Revised November 1980 | P. Diamond
This paper, authored by P. Diamond and revised in November 1980, presents a simple general equilibrium model of search in macroeconomics. The model assumes no capital market or money, with prices being free to change but the equilibrium price remaining constant. Individuals optimize their utility, which is linear in consumption and production costs. The production opportunities are modeled as a Poisson process, and the trading process is also modeled as a Poisson process with a probability of finding a trading partner. The model highlights the inefficiency of steady-state rational expectations equilibrium due to the externality created by increased production improving trading opportunities for others. The paper discusses multiple equilibria and the potential for welfare improvement from government intervention. It explores both long-run and short-run stabilization policies, including the optimal path for aggregate demand and the impact of subsidizing production costs. The static model is also presented to simplify the externality and illustrate the design of policy. The paper concludes by emphasizing the importance of realistic models that account for trade frictions and wage rigidities, rather than models with perfect markets.This paper, authored by P. Diamond and revised in November 1980, presents a simple general equilibrium model of search in macroeconomics. The model assumes no capital market or money, with prices being free to change but the equilibrium price remaining constant. Individuals optimize their utility, which is linear in consumption and production costs.

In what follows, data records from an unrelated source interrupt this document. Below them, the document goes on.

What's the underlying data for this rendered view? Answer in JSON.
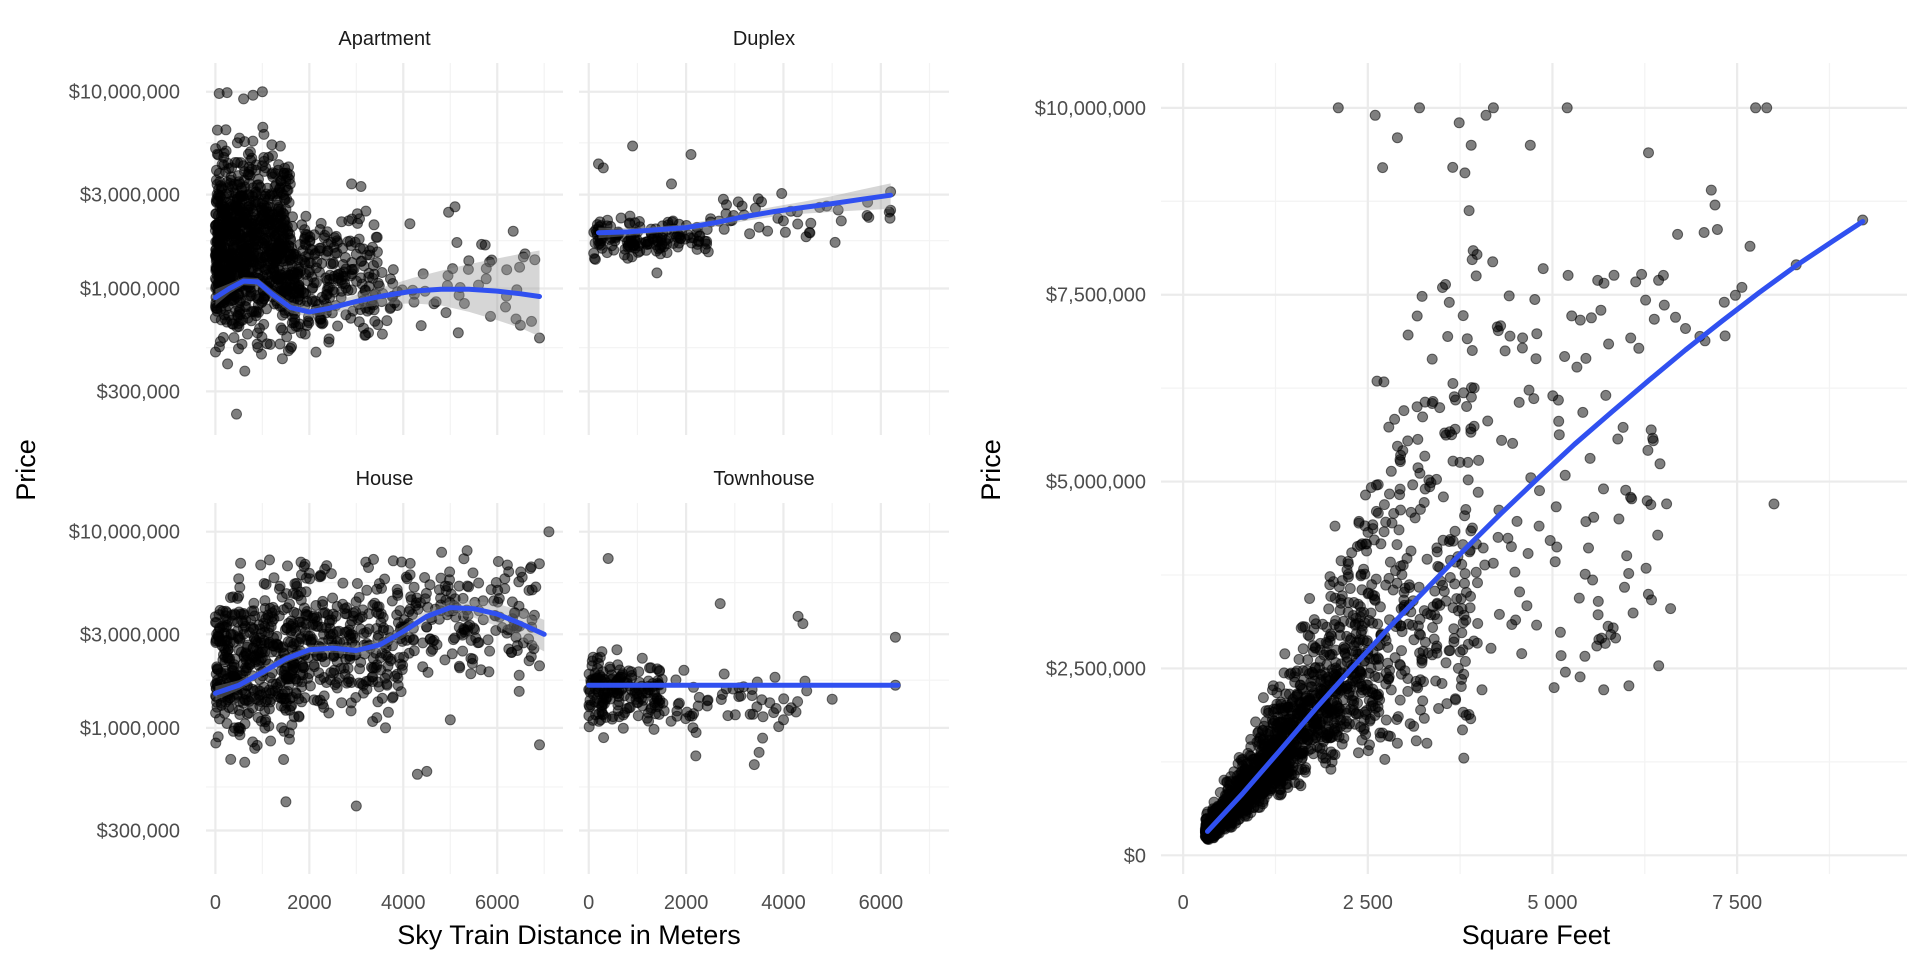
{
  "chart_data": [
    {
      "type": "scatter",
      "facet_by": "Property Type",
      "x_label": "Sky Train Distance in Meters",
      "y_label": "Price",
      "y_scale": "log10",
      "x_lim": [
        -200,
        7400
      ],
      "y_lim": [
        180000,
        14000000
      ],
      "x_ticks": [
        0,
        2000,
        4000,
        6000
      ],
      "x_tick_labels": [
        "0",
        "2000",
        "4000",
        "6000"
      ],
      "y_ticks": [
        300000,
        1000000,
        3000000,
        10000000
      ],
      "y_tick_labels": [
        "$300,000",
        "$1,000,000",
        "$3,000,000",
        "$10,000,000"
      ],
      "grid": true,
      "smoother": "loess with confidence band",
      "panels": [
        {
          "name": "Apartment",
          "point_clusters": [
            {
              "x_range": [
                0,
                1600
              ],
              "y_range": [
                350000,
                8000000
              ],
              "count": 900,
              "seed": 11
            },
            {
              "x_range": [
                1600,
                3500
              ],
              "y_range": [
                380000,
                3500000
              ],
              "count": 260,
              "seed": 12
            },
            {
              "x_range": [
                3500,
                6900
              ],
              "y_range": [
                450000,
                2600000
              ],
              "count": 55,
              "seed": 13
            }
          ],
          "points": [
            [
              80,
              9800000
            ],
            [
              250,
              9900000
            ],
            [
              800,
              9600000
            ],
            [
              600,
              9200000
            ],
            [
              1000,
              10000000
            ],
            [
              450,
              230000
            ],
            [
              6800,
              1400000
            ],
            [
              6900,
              560000
            ],
            [
              6400,
              700000
            ],
            [
              5100,
              2600000
            ],
            [
              2900,
              3400000
            ],
            [
              3100,
              3300000
            ]
          ],
          "smooth": {
            "x": [
              0,
              300,
              600,
              900,
              1200,
              1600,
              2000,
              2400,
              3000,
              3600,
              4200,
              4800,
              5400,
              6000,
              6500,
              6900
            ],
            "y": [
              900000,
              1000000,
              1090000,
              1080000,
              940000,
              800000,
              760000,
              790000,
              860000,
              920000,
              970000,
              990000,
              990000,
              970000,
              940000,
              910000
            ],
            "band_lower": [
              820000,
              940000,
              1040000,
              1030000,
              890000,
              750000,
              720000,
              740000,
              790000,
              830000,
              840000,
              820000,
              760000,
              690000,
              630000,
              570000
            ],
            "band_upper": [
              990000,
              1060000,
              1140000,
              1130000,
              990000,
              850000,
              800000,
              840000,
              930000,
              1020000,
              1130000,
              1230000,
              1330000,
              1420000,
              1500000,
              1560000
            ]
          }
        },
        {
          "name": "Duplex",
          "point_clusters": [
            {
              "x_range": [
                100,
                2500
              ],
              "y_range": [
                1300000,
                2500000
              ],
              "count": 150,
              "seed": 21
            },
            {
              "x_range": [
                2500,
                6200
              ],
              "y_range": [
                1600000,
                3600000
              ],
              "count": 40,
              "seed": 22
            }
          ],
          "points": [
            [
              200,
              4300000
            ],
            [
              300,
              4100000
            ],
            [
              900,
              5300000
            ],
            [
              2100,
              4800000
            ],
            [
              6200,
              3100000
            ],
            [
              6200,
              2500000
            ],
            [
              1400,
              1200000
            ],
            [
              1700,
              3400000
            ]
          ],
          "smooth": {
            "x": [
              200,
              800,
              1400,
              2000,
              2600,
              3200,
              3800,
              4400,
              5000,
              5600,
              6200
            ],
            "y": [
              1920000,
              1940000,
              1990000,
              2040000,
              2160000,
              2320000,
              2460000,
              2580000,
              2700000,
              2840000,
              2980000
            ],
            "band_lower": [
              1800000,
              1850000,
              1910000,
              1960000,
              2060000,
              2200000,
              2320000,
              2400000,
              2450000,
              2500000,
              2540000
            ],
            "band_upper": [
              2040000,
              2030000,
              2070000,
              2120000,
              2260000,
              2440000,
              2600000,
              2760000,
              2950000,
              3180000,
              3420000
            ]
          }
        },
        {
          "name": "House",
          "point_clusters": [
            {
              "x_range": [
                0,
                1600
              ],
              "y_range": [
                500000,
                9000000
              ],
              "count": 380,
              "seed": 31
            },
            {
              "x_range": [
                1600,
                4000
              ],
              "y_range": [
                800000,
                9500000
              ],
              "count": 330,
              "seed": 32
            },
            {
              "x_range": [
                4000,
                6900
              ],
              "y_range": [
                1400000,
                9000000
              ],
              "count": 170,
              "seed": 33
            }
          ],
          "points": [
            [
              7100,
              10000000
            ],
            [
              6900,
              820000
            ],
            [
              3000,
              400000
            ],
            [
              1500,
              420000
            ],
            [
              4500,
              600000
            ],
            [
              5000,
              1100000
            ],
            [
              4300,
              580000
            ]
          ],
          "smooth": {
            "x": [
              0,
              500,
              1000,
              1500,
              2000,
              2500,
              3000,
              3500,
              4000,
              4500,
              5000,
              5500,
              6000,
              6500,
              7000
            ],
            "y": [
              1500000,
              1650000,
              1920000,
              2250000,
              2500000,
              2550000,
              2480000,
              2650000,
              3100000,
              3700000,
              4100000,
              4050000,
              3800000,
              3400000,
              3000000
            ],
            "band_lower": [
              1380000,
              1560000,
              1830000,
              2150000,
              2380000,
              2420000,
              2340000,
              2480000,
              2880000,
              3420000,
              3780000,
              3650000,
              3300000,
              2850000,
              2450000
            ],
            "band_upper": [
              1630000,
              1750000,
              2010000,
              2350000,
              2620000,
              2680000,
              2620000,
              2820000,
              3320000,
              3980000,
              4420000,
              4450000,
              4300000,
              3950000,
              3550000
            ]
          }
        },
        {
          "name": "Townhouse",
          "point_clusters": [
            {
              "x_range": [
                0,
                1500
              ],
              "y_range": [
                850000,
                2700000
              ],
              "count": 180,
              "seed": 41
            },
            {
              "x_range": [
                1500,
                4500
              ],
              "y_range": [
                800000,
                2300000
              ],
              "count": 55,
              "seed": 42
            }
          ],
          "points": [
            [
              400,
              7300000
            ],
            [
              4300,
              3700000
            ],
            [
              4400,
              3400000
            ],
            [
              2700,
              4300000
            ],
            [
              6300,
              2900000
            ],
            [
              6300,
              1650000
            ],
            [
              3400,
              650000
            ],
            [
              3500,
              750000
            ],
            [
              2200,
              720000
            ],
            [
              5000,
              1400000
            ],
            [
              4000,
              1100000
            ]
          ],
          "smooth": {
            "x": [
              0,
              6350
            ],
            "y": [
              1650000,
              1650000
            ],
            "band_lower": [
              1620000,
              1620000
            ],
            "band_upper": [
              1680000,
              1680000
            ]
          }
        }
      ]
    },
    {
      "type": "scatter",
      "x_label": "Square Feet",
      "y_label": "Price",
      "x_lim": [
        -300,
        9800
      ],
      "y_lim": [
        -250000,
        10600000
      ],
      "x_ticks": [
        0,
        2500,
        5000,
        7500
      ],
      "x_tick_labels": [
        "0",
        "2 500",
        "5 000",
        "7 500"
      ],
      "y_ticks": [
        0,
        2500000,
        5000000,
        7500000,
        10000000
      ],
      "y_tick_labels": [
        "$0",
        "$2,500,000",
        "$5,000,000",
        "$7,500,000",
        "$10,000,000"
      ],
      "grid": true,
      "smoother": "loess",
      "points": [
        [
          2100,
          10000000
        ],
        [
          2600,
          9900000
        ],
        [
          3200,
          10000000
        ],
        [
          4200,
          10000000
        ],
        [
          5200,
          10000000
        ],
        [
          7750,
          10000000
        ],
        [
          7900,
          10000000
        ],
        [
          2700,
          9200000
        ],
        [
          2900,
          9600000
        ],
        [
          3900,
          9500000
        ],
        [
          4700,
          9500000
        ],
        [
          8000,
          4700000
        ],
        [
          6600,
          3300000
        ],
        [
          5600,
          2800000
        ],
        [
          9200,
          8500000
        ],
        [
          8300,
          7900000
        ],
        [
          6300,
          9400000
        ],
        [
          7150,
          8900000
        ],
        [
          7200,
          8700000
        ],
        [
          4100,
          9900000
        ],
        [
          5900,
          4500000
        ],
        [
          3300,
          1500000
        ],
        [
          3800,
          1300000
        ],
        [
          2900,
          1500000
        ],
        [
          330,
          230000
        ]
      ],
      "point_clusters": [
        {
          "x_range": [
            300,
            1300
          ],
          "y_range": [
            250000,
            1800000
          ],
          "count": 900,
          "seed": 51,
          "trend": true
        },
        {
          "x_range": [
            1300,
            2500
          ],
          "y_range": [
            600000,
            3800000
          ],
          "count": 600,
          "seed": 52,
          "trend": true
        },
        {
          "x_range": [
            2500,
            4000
          ],
          "y_range": [
            1200000,
            7000000
          ],
          "count": 320,
          "seed": 53,
          "trend": true
        },
        {
          "x_range": [
            4000,
            6600
          ],
          "y_range": [
            2200000,
            8000000
          ],
          "count": 120,
          "seed": 54,
          "trend": false
        },
        {
          "x_range": [
            6600,
            8200
          ],
          "y_range": [
            6800000,
            8600000
          ],
          "count": 12,
          "seed": 55,
          "trend": false
        }
      ],
      "smooth": {
        "x": [
          330,
          800,
          1300,
          1800,
          2300,
          2800,
          3300,
          3800,
          4300,
          4800,
          5300,
          5800,
          6300,
          6800,
          7300,
          7800,
          8300,
          8800,
          9200
        ],
        "y": [
          320000,
          820000,
          1390000,
          1970000,
          2520000,
          3060000,
          3570000,
          4080000,
          4570000,
          5040000,
          5500000,
          5930000,
          6350000,
          6760000,
          7150000,
          7530000,
          7890000,
          8220000,
          8480000
        ]
      }
    }
  ]
}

The production opportunities are modeled as a Poisson process, and the trading process is also modeled as a Poisson process with a probability of finding a trading partner. The model highlights the inefficiency of steady-state rational expectations equilibrium due to the externality created by increased production improving trading opportunities for others. The paper discusses multiple equilibria and the potential for welfare improvement from government intervention. It explores both long-run and short-run stabilization policies, including the optimal path for aggregate demand and the impact of subsidizing production costs. The static model is also presented to simplify the externality and illustrate the design of policy. The paper concludes by emphasizing the importance of realistic models that account for trade frictions and wage rigidities, rather than models with perfect markets.